Messages were sent between MI6 and the IRA, with details concessions on clothing, parcels and visits the government would offer if the strike was called off.
One note appeared to carry Thatcher’s distinctive handwritten alterations. The following day, the Northern Ireland secretary, Humphrey Atkins, confirmed that she had approved the messages.
The economy boomed
Only for a while. In the late 1980s GDP growth was topping 5 per cent.

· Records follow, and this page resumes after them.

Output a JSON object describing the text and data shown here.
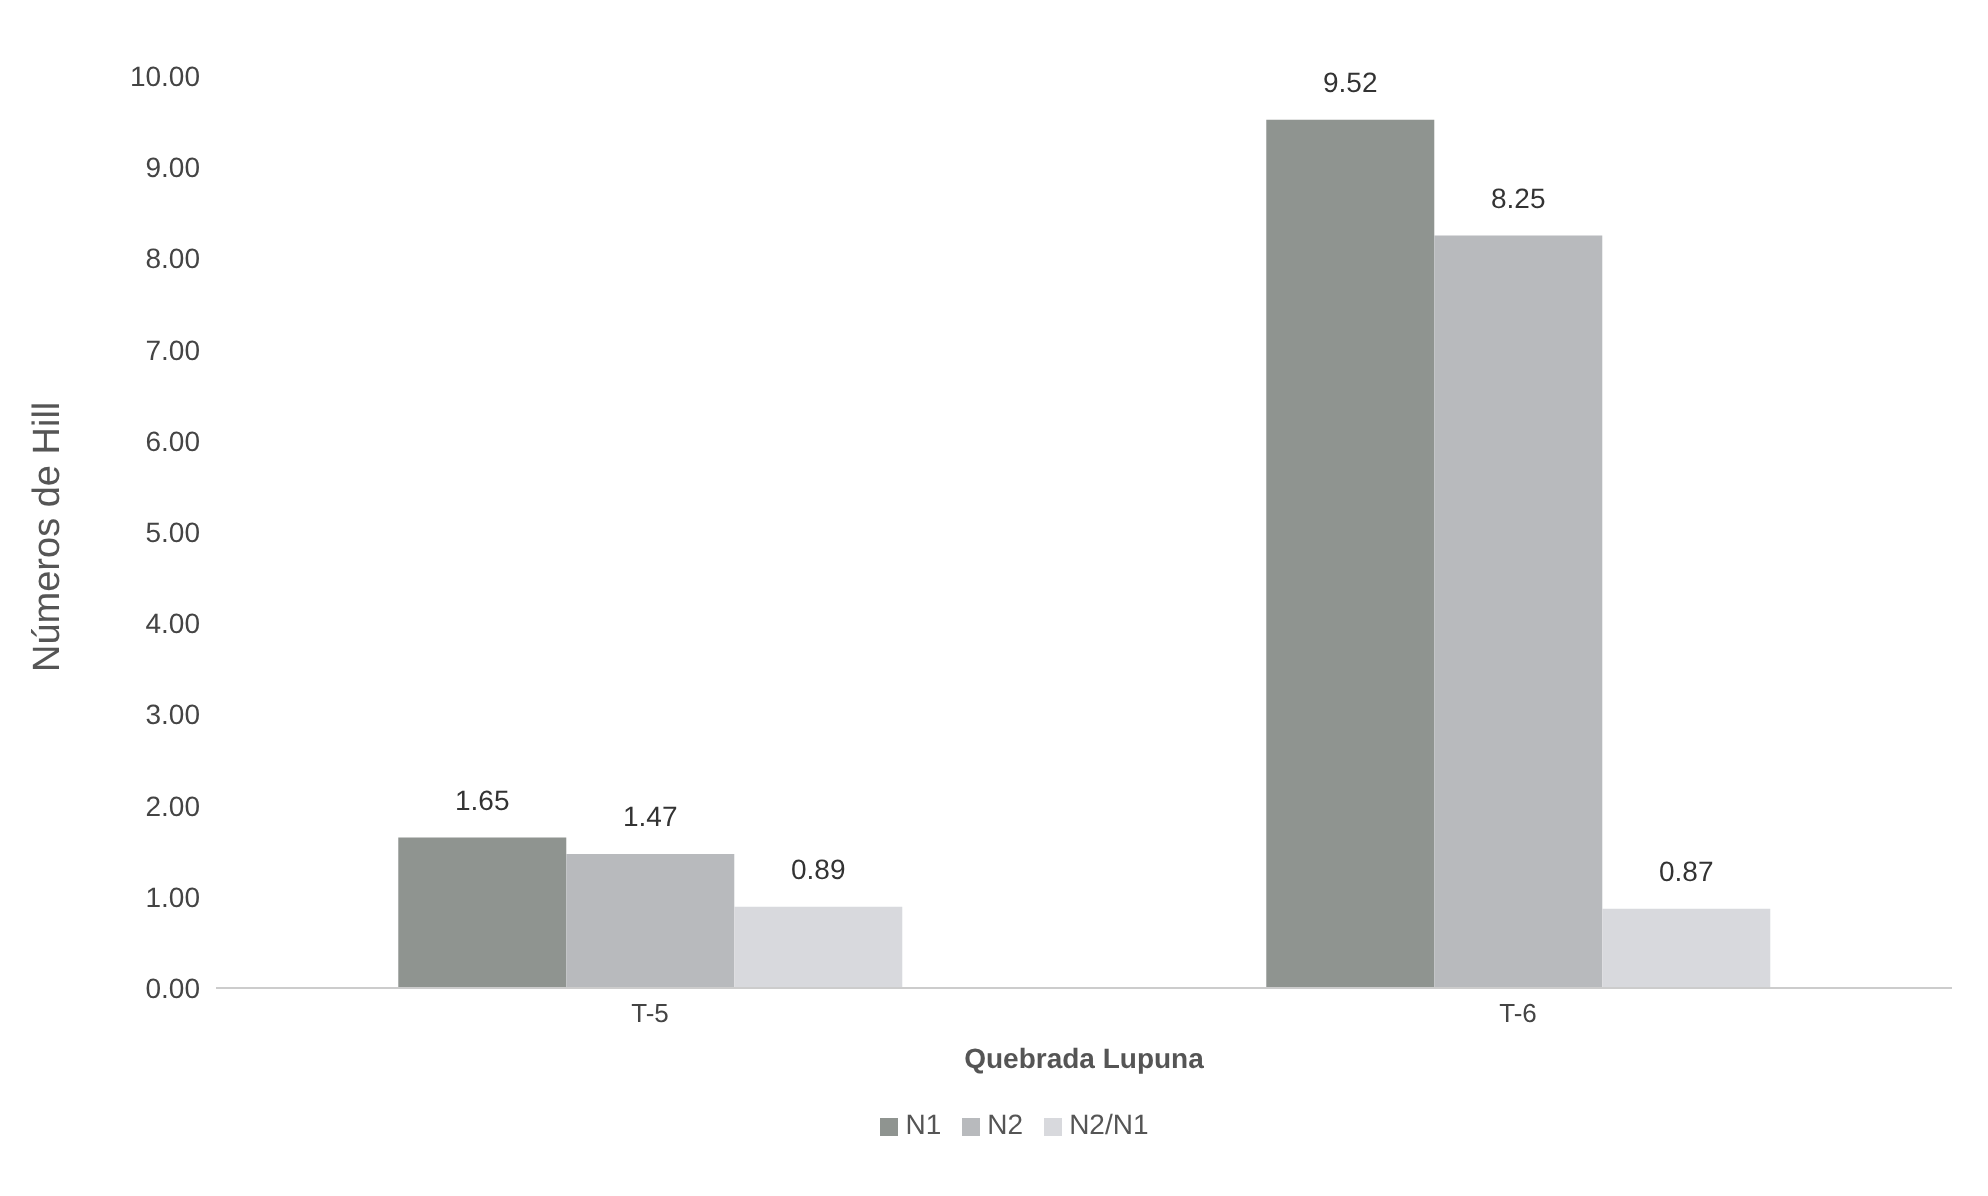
{
  "chart_data": {
    "type": "bar",
    "xlabel": "Quebrada Lupuna",
    "ylabel": "Números de Hill",
    "categories": [
      "T-5",
      "T-6"
    ],
    "series": [
      {
        "name": "N1",
        "color": "#8f9490",
        "values": [
          1.65,
          9.52
        ]
      },
      {
        "name": "N2",
        "color": "#b8babd",
        "values": [
          1.47,
          8.25
        ]
      },
      {
        "name": "N2/N1",
        "color": "#d8d9dd",
        "values": [
          0.89,
          0.87
        ]
      }
    ],
    "ylim": [
      0,
      10
    ],
    "yticks": [
      {
        "value": 0,
        "label": "0.00"
      },
      {
        "value": 1,
        "label": "1.00"
      },
      {
        "value": 2,
        "label": "2.00"
      },
      {
        "value": 3,
        "label": "3.00"
      },
      {
        "value": 4,
        "label": "4.00"
      },
      {
        "value": 5,
        "label": "5.00"
      },
      {
        "value": 6,
        "label": "6.00"
      },
      {
        "value": 7,
        "label": "7.00"
      },
      {
        "value": 8,
        "label": "8.00"
      },
      {
        "value": 9,
        "label": "9.00"
      },
      {
        "value": 10,
        "label": "10.00"
      }
    ],
    "grid": false,
    "legend": "bottom",
    "data_labels": true
  }
}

But the Thatcher era was book-ended by two recessions, from 1980 to 1981 and from 1990 to 1991.
Annual GDP growth averages out at about 2.3 per cent over the whole of Baroness Thatcher’s time in office compared to 2.5 per cent under Tony Blair.

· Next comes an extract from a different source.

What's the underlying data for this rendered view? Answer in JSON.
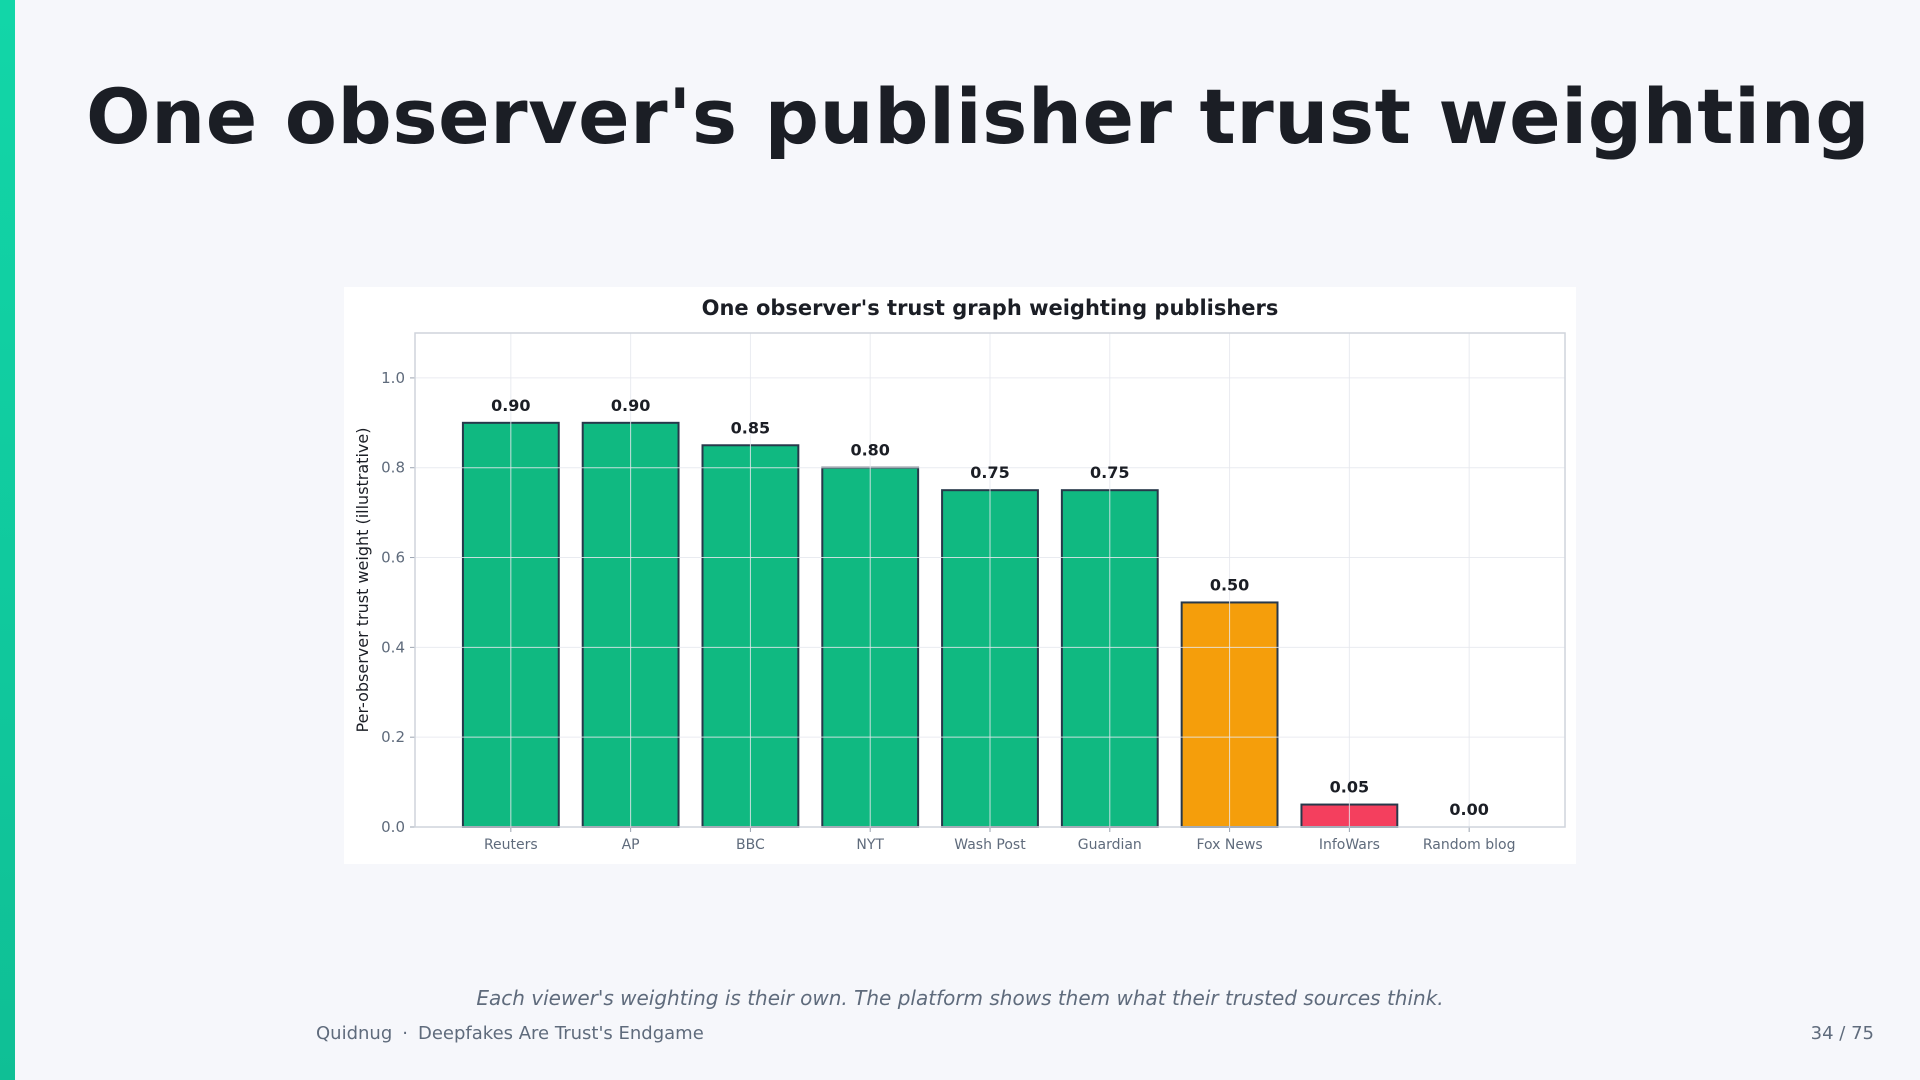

She destroyed the welfare state
Wrong again.
Persistent high unemployment was part of the reason why total spending on benefits rose from £53bn in today’s prices in 1979/80 to £77bn in 1990/91.
Public spending overall went up in cash terms every year under Lady Thatcher, generally keeping up with inflation. In 1982/83 the government was spending 48 per cent of GDP, more than in any year under Blair or Brown.
Spending had fallen dramatically as a share of GDP by the late 80s, but that was mainly because the economy grew quickly, not because spending was cut.
She cut taxes
No. She did lower taxes for the rich – lowering the top rate from 83 per cent to 60 then 40 per cent. But that was offset by a rise in VAT from 8 to 15 per cent.
Total tax and national insurance receipts as a percentage of GDP were actually slightly higher in 1989/90 than in 1979/80: 35 per cent rather than 33.7.
She destroyed manufacturing
The Thatcher era certainly saw de-industrialisation, but that process began before she became prime minister and accelerated under Blair and Brown.
Manufacturing output fell from 25 per cent of the economy in 1980 to 23 per cent in 1990.
The decline was much faster under Labour – manufacturing fell from 17 per cent of the economy to just 11 per cent between 2000 and 2010.
Most advanced economies have experienced a similar decline in manufacturing as a share of GDP.
The poor got poorer
It depends what you mean by “poor”.
The gap between rich and poor certainly got wider. Relative poverty and earnings inequality went up under Lady Thatcher.
That doesn’t mean the poor actually lost money, it’s just that the top earners did considerably better - a point Lady Thatcher made forcefully in her last appearance at the Commons dispatch box.
Median earnings went up faster than under John Major or in Labour’s second and third terms, according to the Institute for Fiscal Studies.
And while wages among the very lowest earners didn’t increase as fast as the top earners, they did go up too, according to Treasury data.
Of course we have to remember your wages could only go up if you had a job. Unemployment reached 3.2 million in 1984, a rate of 11.8 per cent – both record highs
http://blogs.channel4.com/factcheck/factcheck-the-thatcher-myths/13236
goldfinger
- 09 Apr 2013 20:46
- 23204 of 81564
Now this is a CORKER OF A FACT and eye opener............
Public spending overall went up in cash terms every year under Lady Thatcher, generally keeping up with inflation. In 1982/83 the government was spending 48 per cent of GDP, more than in any year under Blair or Brown.
YES INCLUDING BROWN.
goldfinger
- 09 Apr 2013 20:48
- 23205 of 81564
Right off to feed the trout, I hate them pellets and then watching 2nd half of Madrid match.
doodlebug4
- 09 Apr 2013 20:52
- 23206 of 81564
When I was growing up in this country we didn't need to have all these statistics and surveys about why young people behaved badly. I was given a good smack on my backside if I put a toe out of line. Too many parents today pass the responsibility of bringing up their children on to teachers or child minders. One of my friends recently went on a holiday cruise with her husband and said their holiday was completely ruined because children were running up and down the corridors outside their bedroom door late at night while their parents were getting pissed at the bar. No "class barriers amongst the young" gf and you have a huge class barrier chip on your shoulder for whatever reason.